Selon un communiqué du Commissariat provincial de la PNC ville de Kinshasa, l’opération a ciblé les quartiers Ndanu, Pakadjuma et Kawele, considérés comme des zones sensibles en matière de sécurité.
« Quatre-vingt-quatorze personnes, dont deux militaires et un policier, ont été interpellées, ce samedi 27 juin, au cours des opérations de bouclage ciblé aux quartiers Ndanu, Pakadjuma et Kawele. Sur base de renseignements précis, l’opération a consisté à mettre hors d’état de nuire des personnes suspectées de divers crimes », indique le communiqué.
Les autorités policières précisent que cette intervention s’inscrit dans le cadre des actions de lutte contre la criminalité urbaine et vise à renforcer la sécurité des populations dans plusieurs secteurs de la capitale congolaise.
Parmi les personnes arrêtées figurent deux militaires ainsi qu’un agent de la police, dont l’implication présumée dans certaines activités criminelles fera l’objet d’investigations approfondies. Les suspects ont été conduits dans les services compétents pour leur identification et les enquêtes de routine.
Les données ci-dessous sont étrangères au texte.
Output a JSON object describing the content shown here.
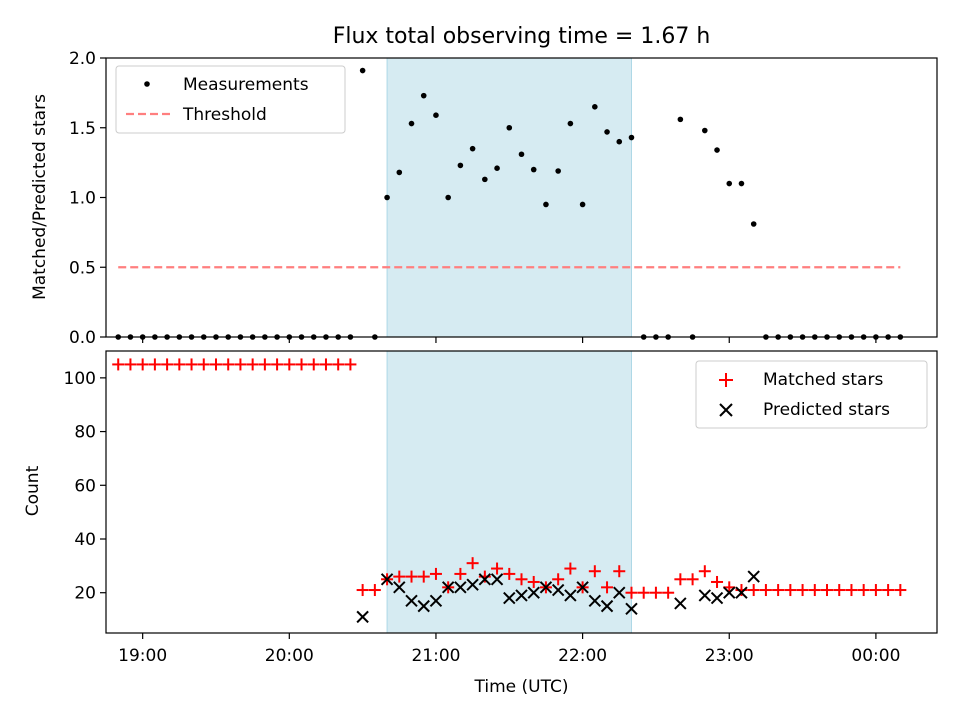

Cette opération intervient dans un contexte marqué par la recrudescence des actes de banditisme dans certains quartiers de Kinshasa. Les services de sécurité affirment poursuivre les opérations de contrôle et de traque des présumés délinquants afin de restaurer la quiétude des habitants.
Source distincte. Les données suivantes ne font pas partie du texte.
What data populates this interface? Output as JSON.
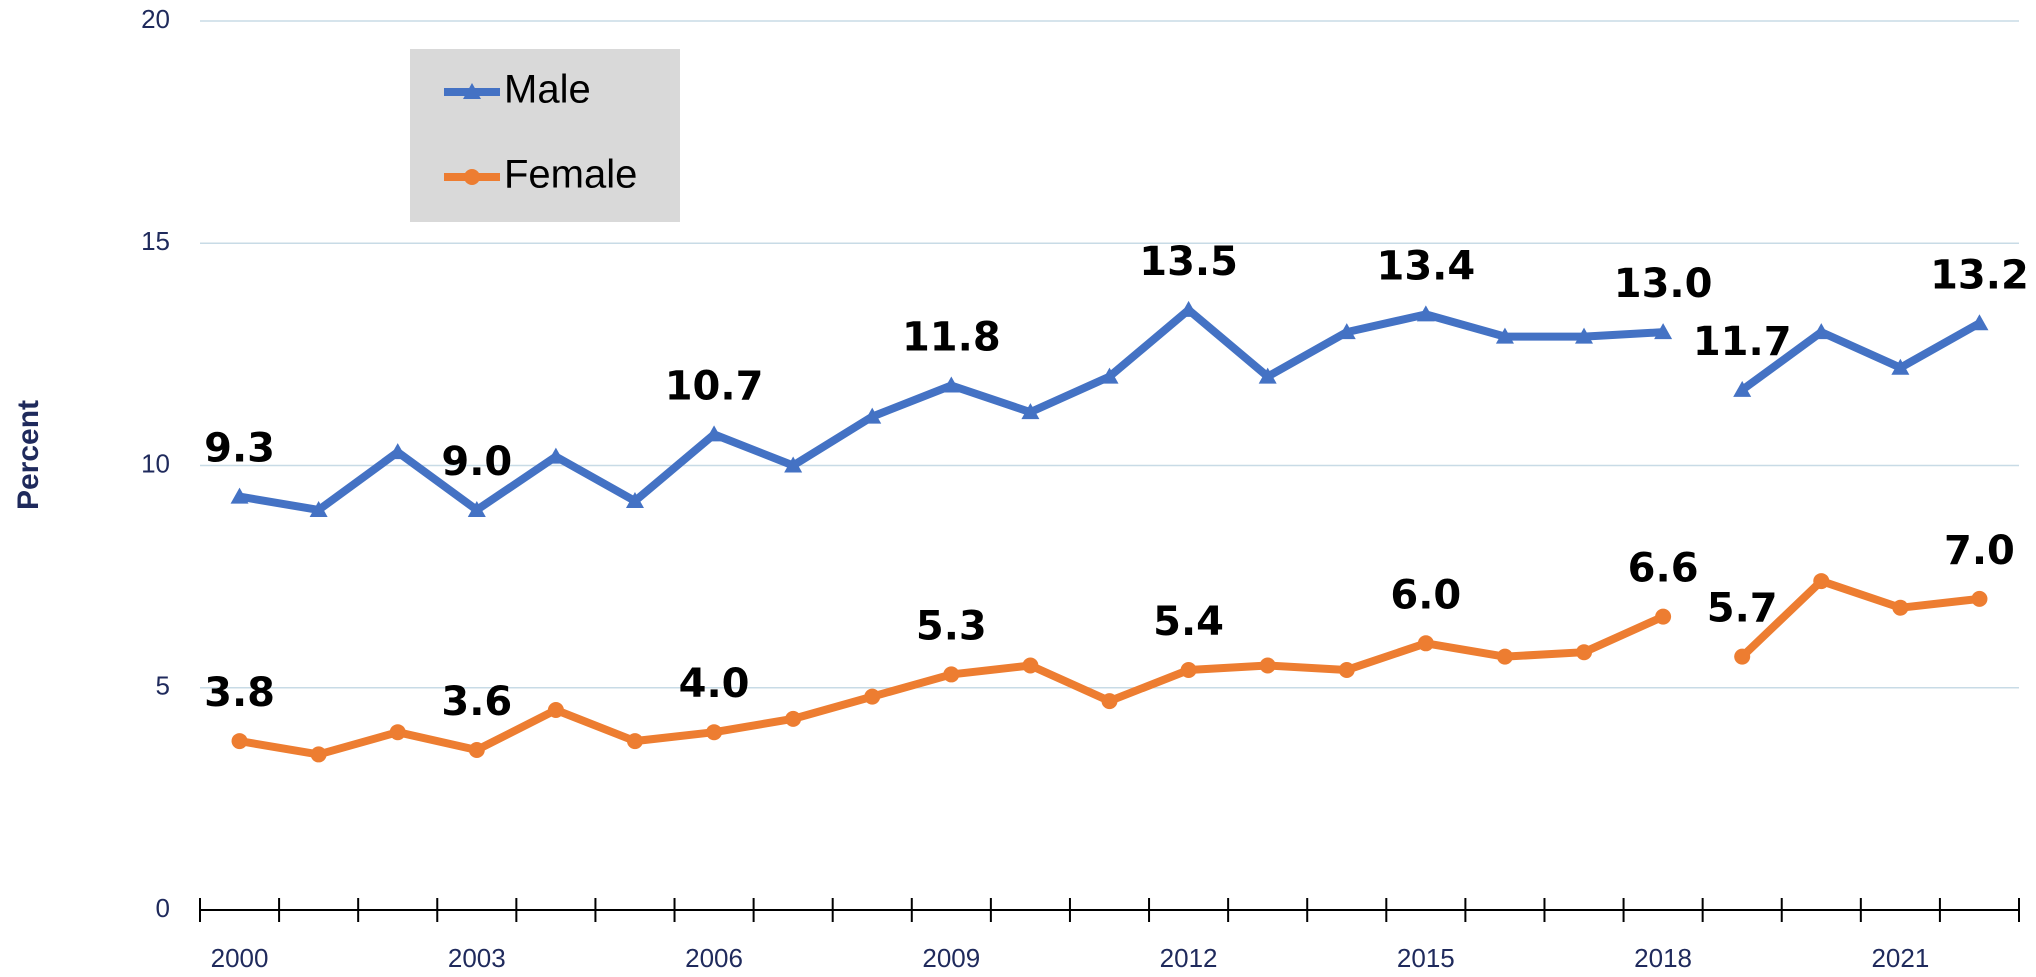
{
  "chart_data": {
    "type": "line",
    "y_label": "Percent",
    "categories": [
      "2000",
      null,
      null,
      "2003",
      null,
      null,
      "2006",
      null,
      null,
      "2009",
      null,
      null,
      "2012",
      null,
      null,
      "2015",
      null,
      null,
      "2018",
      null,
      null,
      "2021",
      null
    ],
    "series": [
      {
        "name": "Male",
        "color": "#4472c4",
        "marker": "triangle",
        "values": [
          9.3,
          9.0,
          10.3,
          9.0,
          10.2,
          9.2,
          10.7,
          10.0,
          11.1,
          11.8,
          11.2,
          12.0,
          13.5,
          12.0,
          13.0,
          13.4,
          12.9,
          12.9,
          13.0,
          11.7,
          13.0,
          12.2,
          13.2
        ],
        "value_labels": [
          "9.3",
          null,
          null,
          "9.0",
          null,
          null,
          "10.7",
          null,
          null,
          "11.8",
          null,
          null,
          "13.5",
          null,
          null,
          "13.4",
          null,
          null,
          "13.0",
          "11.7",
          null,
          null,
          "13.2"
        ]
      },
      {
        "name": "Female",
        "color": "#ed7d31",
        "marker": "circle",
        "values": [
          3.8,
          3.5,
          4.0,
          3.6,
          4.5,
          3.8,
          4.0,
          4.3,
          4.8,
          5.3,
          5.5,
          4.7,
          5.4,
          5.5,
          5.4,
          6.0,
          5.7,
          5.8,
          6.6,
          5.7,
          7.4,
          6.8,
          7.0
        ],
        "value_labels": [
          "3.8",
          null,
          null,
          "3.6",
          null,
          null,
          "4.0",
          null,
          null,
          "5.3",
          null,
          null,
          "5.4",
          null,
          null,
          "6.0",
          null,
          null,
          "6.6",
          "5.7",
          null,
          null,
          "7.0"
        ]
      }
    ],
    "break_after_index": 18,
    "ylim": [
      0,
      20
    ],
    "yticks": [
      0,
      5,
      10,
      15,
      20
    ],
    "grid": true,
    "legend": "top-left"
  }
}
La Police nationale congolaise a, par ailleurs, appelé la population à continuer de collaborer avec les forces de l’ordre en signalant tout mouvement suspect ou toute activité pouvant menacer la sécurité publique.
Les autorités n’ont pas encore communiqué sur d’éventuelles poursuites judiciaires ou sur les infractions précises reprochées aux personnes interpellées. Les enquêtes se poursuivent pour déterminer les responsabilités de chacun.